By Michelle Werts
Last week, we celebrated the birthday of the “Father of National Parks.” Today, we’re recognizing another famous father.
Frederick Law Olmsted, aka “Father of Landscape Architecture” and creator of many of America’s famous urban parks, was born on this date in 1822. During a century in which America was rapidly expanding and becoming more urban, Olmsted recognized the importance of green spaces for not only their beauty, but also for how they could help reduce stress and allow people a quiet escape from the demands of a busy world.
As a result, some of today’s largest cities have magnificent parks either directly because of Olmsted or indirectly due to his influence. Here are a few of his lasting legacies.
New York City’s Central Park
After a national landscape design contest in 1857 — the first of its kind in the country — Olmsted and his associate Calvert Vaux’s Greensward Plan was selected as the guiding principle behind the park’s design. Under this plan, the park was transformed into a rolling pastoral landscape. To create this effect, the designers actually lowered four of the roads that cut through the park below the surface to create an uninterrupted oasis, which the 843-acre park remains to this day. And, Central Park isn’t Olmsted’s only contribution to NYC’s cityscape — Brooklyn’s Prospect Park was also his handy work.
The U.S. Capitol
No, Olmsted didn’t design the iconic dome, but he did sculpt the green space surrounding it. His plan was to create a symmetrical flow around the building that would highlight it in its best light. By using carefully placed low walls, trees, shrubs and curved walkways, Olmsted made sure that the Capitol could be ogled from any number of vantage points. And, that marble terrace that goes all the way around the Capitol … that was all him, too.
Olmsted didn’t just leave his mark on the East Coast. When the Stanford family decided to establish a university in California, they turned to Olmsted to design the campus. According to Stanford’s website, the design process was often “contentious, but finally resulted in an organization of quadrangles on an east-west axis.” While the idea of quadrangles might be English in concept, as executed on Stanford’s campus, it’s all about creating green vistas and open spaces while keeping the buildings centralized.

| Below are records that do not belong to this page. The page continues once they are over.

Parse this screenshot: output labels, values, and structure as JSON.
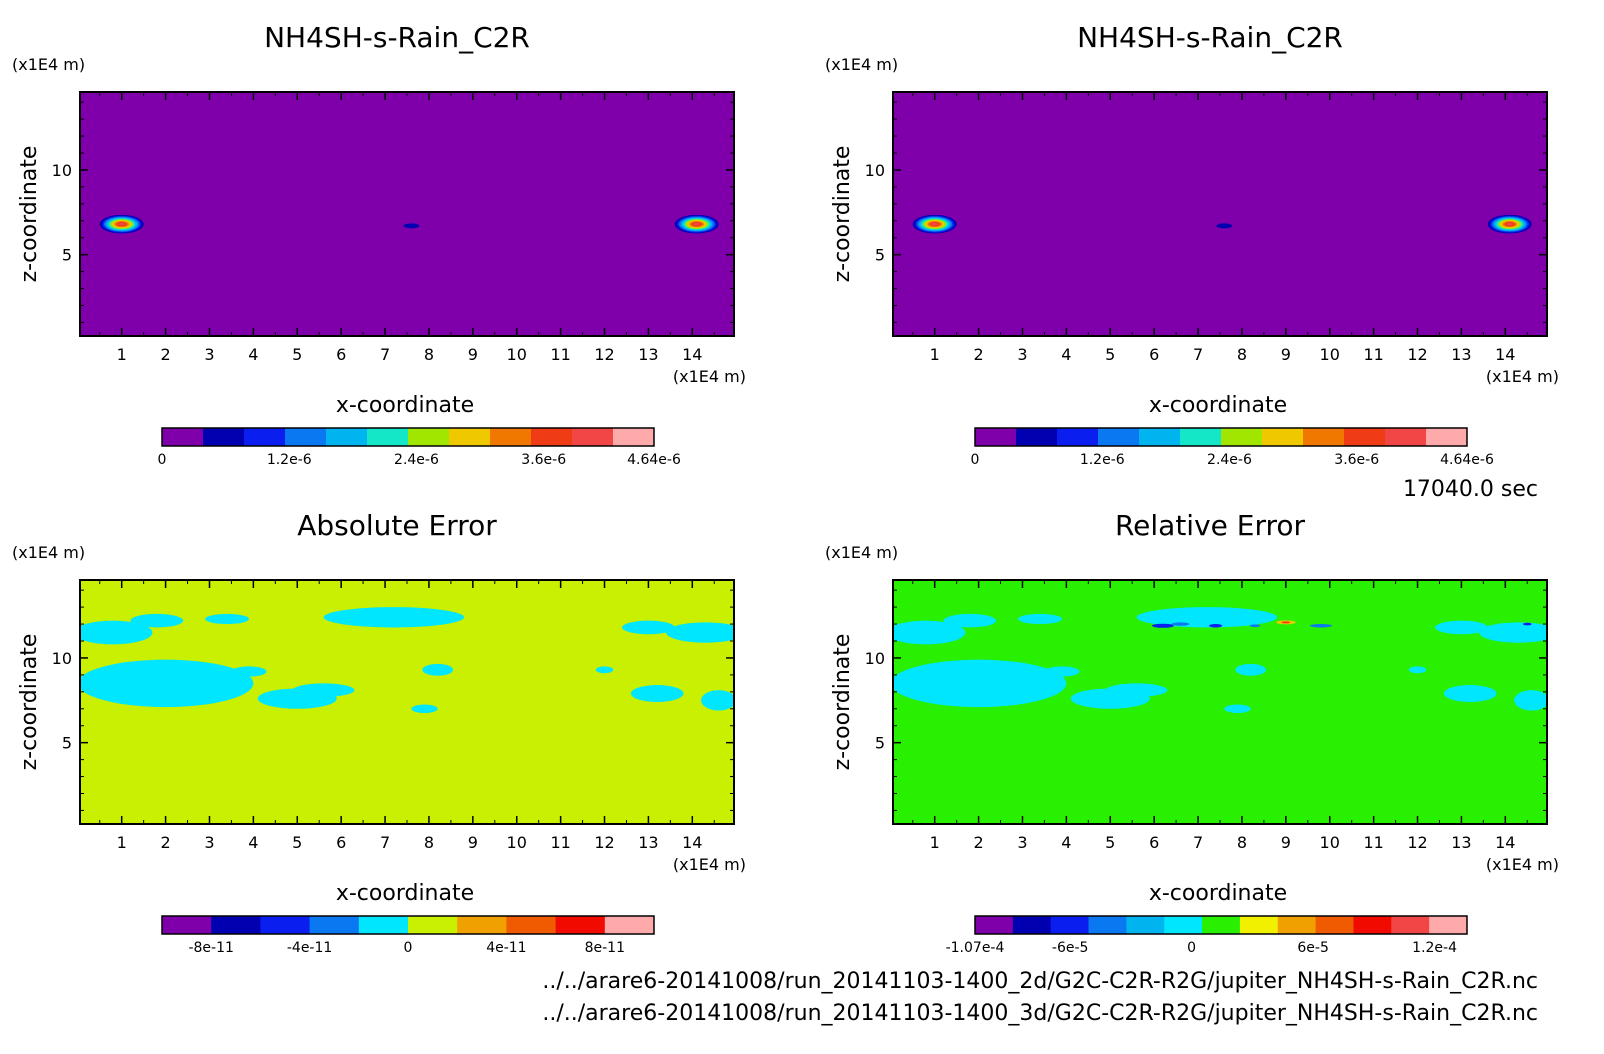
{
  "chart_data": [
    {
      "type": "heatmap",
      "title": "NH4SH-s-Rain_C2R",
      "xlabel": "x-coordinate",
      "ylabel": "z-coordinate",
      "x_unit": "(x1E4 m)",
      "y_unit": "(x1E4 m)",
      "xlim": [
        0.05,
        14.95
      ],
      "ylim": [
        0.2,
        14.6
      ],
      "x_ticks": [
        1,
        2,
        3,
        4,
        5,
        6,
        7,
        8,
        9,
        10,
        11,
        12,
        13,
        14
      ],
      "y_ticks": [
        5,
        10
      ],
      "background_color": "#7f00aa",
      "blobs": [
        {
          "x": 1.0,
          "z": 6.8,
          "rx": 0.5,
          "rz": 0.55,
          "level": 0.95
        },
        {
          "x": 14.1,
          "z": 6.8,
          "rx": 0.5,
          "rz": 0.55,
          "level": 0.95
        },
        {
          "x": 7.6,
          "z": 6.7,
          "rx": 0.18,
          "rz": 0.15,
          "level": 0.12
        }
      ],
      "colorbar": {
        "colors": [
          "#7f00aa",
          "#0000b0",
          "#0a1ef0",
          "#0a78f0",
          "#00b4f0",
          "#14e6c8",
          "#a0e600",
          "#f0c800",
          "#f07800",
          "#f03c14",
          "#f04646",
          "#ffaaaa"
        ],
        "tick_labels": [
          "0",
          "1.2e-6",
          "2.4e-6",
          "3.6e-6",
          "4.64e-6"
        ],
        "tick_values": [
          0,
          1.2e-06,
          2.4e-06,
          3.6e-06,
          4.64e-06
        ],
        "range": [
          0,
          4.64e-06
        ]
      }
    },
    {
      "type": "heatmap",
      "title": "NH4SH-s-Rain_C2R",
      "xlabel": "x-coordinate",
      "ylabel": "z-coordinate",
      "x_unit": "(x1E4 m)",
      "y_unit": "(x1E4 m)",
      "xlim": [
        0.05,
        14.95
      ],
      "ylim": [
        0.2,
        14.6
      ],
      "x_ticks": [
        1,
        2,
        3,
        4,
        5,
        6,
        7,
        8,
        9,
        10,
        11,
        12,
        13,
        14
      ],
      "y_ticks": [
        5,
        10
      ],
      "background_color": "#7f00aa",
      "blobs": [
        {
          "x": 1.0,
          "z": 6.8,
          "rx": 0.5,
          "rz": 0.55,
          "level": 0.95
        },
        {
          "x": 14.1,
          "z": 6.8,
          "rx": 0.5,
          "rz": 0.55,
          "level": 0.95
        },
        {
          "x": 7.6,
          "z": 6.7,
          "rx": 0.18,
          "rz": 0.15,
          "level": 0.12
        }
      ],
      "colorbar": {
        "colors": [
          "#7f00aa",
          "#0000b0",
          "#0a1ef0",
          "#0a78f0",
          "#00b4f0",
          "#14e6c8",
          "#a0e600",
          "#f0c800",
          "#f07800",
          "#f03c14",
          "#f04646",
          "#ffaaaa"
        ],
        "tick_labels": [
          "0",
          "1.2e-6",
          "2.4e-6",
          "3.6e-6",
          "4.64e-6"
        ],
        "tick_values": [
          0,
          1.2e-06,
          2.4e-06,
          3.6e-06,
          4.64e-06
        ],
        "range": [
          0,
          4.64e-06
        ]
      }
    },
    {
      "type": "heatmap",
      "title": "Absolute Error",
      "xlabel": "x-coordinate",
      "ylabel": "z-coordinate",
      "x_unit": "(x1E4 m)",
      "y_unit": "(x1E4 m)",
      "xlim": [
        0.05,
        14.95
      ],
      "ylim": [
        0.2,
        14.6
      ],
      "x_ticks": [
        1,
        2,
        3,
        4,
        5,
        6,
        7,
        8,
        9,
        10,
        11,
        12,
        13,
        14
      ],
      "y_ticks": [
        5,
        10
      ],
      "background_color": "#c8f000",
      "patch_color": "#00e6ff",
      "patches": [
        {
          "x": 2.0,
          "z": 8.5,
          "rx": 2.0,
          "rz": 1.4
        },
        {
          "x": 0.8,
          "z": 11.5,
          "rx": 0.9,
          "rz": 0.7
        },
        {
          "x": 1.8,
          "z": 12.2,
          "rx": 0.6,
          "rz": 0.4
        },
        {
          "x": 3.4,
          "z": 12.3,
          "rx": 0.5,
          "rz": 0.3
        },
        {
          "x": 3.9,
          "z": 9.2,
          "rx": 0.4,
          "rz": 0.3
        },
        {
          "x": 5.0,
          "z": 7.6,
          "rx": 0.9,
          "rz": 0.6
        },
        {
          "x": 5.6,
          "z": 8.1,
          "rx": 0.7,
          "rz": 0.4
        },
        {
          "x": 7.2,
          "z": 12.4,
          "rx": 1.6,
          "rz": 0.6
        },
        {
          "x": 8.2,
          "z": 9.3,
          "rx": 0.35,
          "rz": 0.35
        },
        {
          "x": 7.9,
          "z": 7.0,
          "rx": 0.3,
          "rz": 0.25
        },
        {
          "x": 12.0,
          "z": 9.3,
          "rx": 0.2,
          "rz": 0.2
        },
        {
          "x": 13.2,
          "z": 7.9,
          "rx": 0.6,
          "rz": 0.5
        },
        {
          "x": 14.3,
          "z": 11.5,
          "rx": 0.9,
          "rz": 0.6
        },
        {
          "x": 13.0,
          "z": 11.8,
          "rx": 0.6,
          "rz": 0.4
        },
        {
          "x": 14.6,
          "z": 7.5,
          "rx": 0.4,
          "rz": 0.6
        }
      ],
      "colorbar": {
        "colors": [
          "#7f00aa",
          "#0000b0",
          "#0a1ef0",
          "#0a78f0",
          "#00e6ff",
          "#c8f000",
          "#f0a000",
          "#f05a00",
          "#f00a00",
          "#ffaaaa"
        ],
        "tick_labels": [
          "-8e-11",
          "-4e-11",
          "0",
          "4e-11",
          "8e-11"
        ],
        "tick_values": [
          -8e-11,
          -4e-11,
          0,
          4e-11,
          8e-11
        ],
        "range": [
          -1e-10,
          1e-10
        ]
      }
    },
    {
      "type": "heatmap",
      "title": "Relative Error",
      "xlabel": "x-coordinate",
      "ylabel": "z-coordinate",
      "x_unit": "(x1E4 m)",
      "y_unit": "(x1E4 m)",
      "xlim": [
        0.05,
        14.95
      ],
      "ylim": [
        0.2,
        14.6
      ],
      "x_ticks": [
        1,
        2,
        3,
        4,
        5,
        6,
        7,
        8,
        9,
        10,
        11,
        12,
        13,
        14
      ],
      "y_ticks": [
        5,
        10
      ],
      "background_color": "#28f000",
      "patch_color": "#00e6ff",
      "patches": [
        {
          "x": 2.0,
          "z": 8.5,
          "rx": 2.0,
          "rz": 1.4
        },
        {
          "x": 0.8,
          "z": 11.5,
          "rx": 0.9,
          "rz": 0.7
        },
        {
          "x": 1.8,
          "z": 12.2,
          "rx": 0.6,
          "rz": 0.4
        },
        {
          "x": 3.4,
          "z": 12.3,
          "rx": 0.5,
          "rz": 0.3
        },
        {
          "x": 3.9,
          "z": 9.2,
          "rx": 0.4,
          "rz": 0.3
        },
        {
          "x": 5.0,
          "z": 7.6,
          "rx": 0.9,
          "rz": 0.6
        },
        {
          "x": 5.6,
          "z": 8.1,
          "rx": 0.7,
          "rz": 0.4
        },
        {
          "x": 7.2,
          "z": 12.4,
          "rx": 1.6,
          "rz": 0.6
        },
        {
          "x": 8.2,
          "z": 9.3,
          "rx": 0.35,
          "rz": 0.35
        },
        {
          "x": 7.9,
          "z": 7.0,
          "rx": 0.3,
          "rz": 0.25
        },
        {
          "x": 12.0,
          "z": 9.3,
          "rx": 0.2,
          "rz": 0.2
        },
        {
          "x": 13.2,
          "z": 7.9,
          "rx": 0.6,
          "rz": 0.5
        },
        {
          "x": 14.3,
          "z": 11.5,
          "rx": 0.9,
          "rz": 0.6
        },
        {
          "x": 13.0,
          "z": 11.8,
          "rx": 0.6,
          "rz": 0.4
        },
        {
          "x": 14.6,
          "z": 7.5,
          "rx": 0.4,
          "rz": 0.6
        }
      ],
      "extremes": [
        {
          "x": 6.2,
          "z": 11.9,
          "rx": 0.25,
          "rz": 0.12,
          "color": "#0a1ef0"
        },
        {
          "x": 6.6,
          "z": 12.0,
          "rx": 0.2,
          "rz": 0.1,
          "color": "#0a78f0"
        },
        {
          "x": 7.4,
          "z": 11.9,
          "rx": 0.15,
          "rz": 0.1,
          "color": "#0a1ef0"
        },
        {
          "x": 9.0,
          "z": 12.1,
          "rx": 0.22,
          "rz": 0.12,
          "color": "#f0c800"
        },
        {
          "x": 9.0,
          "z": 12.1,
          "rx": 0.1,
          "rz": 0.06,
          "color": "#f03c14"
        },
        {
          "x": 8.3,
          "z": 11.9,
          "rx": 0.12,
          "rz": 0.08,
          "color": "#0a78f0"
        },
        {
          "x": 9.8,
          "z": 11.9,
          "rx": 0.25,
          "rz": 0.1,
          "color": "#0a78f0"
        },
        {
          "x": 14.5,
          "z": 12.0,
          "rx": 0.1,
          "rz": 0.08,
          "color": "#0a1ef0"
        }
      ],
      "colorbar": {
        "colors": [
          "#7f00aa",
          "#0000b0",
          "#0a1ef0",
          "#0a78f0",
          "#00b4f0",
          "#00e6ff",
          "#28f000",
          "#f0f000",
          "#f0a000",
          "#f05a00",
          "#f00a00",
          "#f04646",
          "#ffaaaa"
        ],
        "tick_labels": [
          "-1.07e-4",
          "-6e-5",
          "0",
          "6e-5",
          "1.2e-4"
        ],
        "tick_values": [
          -0.000107,
          -6e-05,
          0,
          6e-05,
          0.00012
        ],
        "range": [
          -0.000107,
          0.000136
        ]
      }
    }
  ],
  "time_label": "17040.0 sec",
  "file_paths": [
    "../../arare6-20141008/run_20141103-1400_2d/G2C-C2R-R2G/jupiter_NH4SH-s-Rain_C2R.nc",
    "../../arare6-20141008/run_20141103-1400_3d/G2C-C2R-R2G/jupiter_NH4SH-s-Rain_C2R.nc"
  ]
}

These three sites only scratch the surface of Olmsted’s legacy, as he had a hand in dozens of urban parks, urban parkways, residential communities, college campuses and housing estates across the country. And that doesn’t even count his personal legacies: his son and stepson, who continued in his footsteps, created landscape architectural impacts of their own.
Olmsted and his family were pioneers with their emphasis of incorporating green spaces into cities and urban areas around the country, paving the way for those that came next. Many of our urban parks and trees owe a big influence to the work of Olmsted and his fellow landscape designing compatriots. So, today, in celebration of Olmsted and the urban green spaces he inspired, go pay your respects to him by visiting a local park and basking in the joy the trip brings.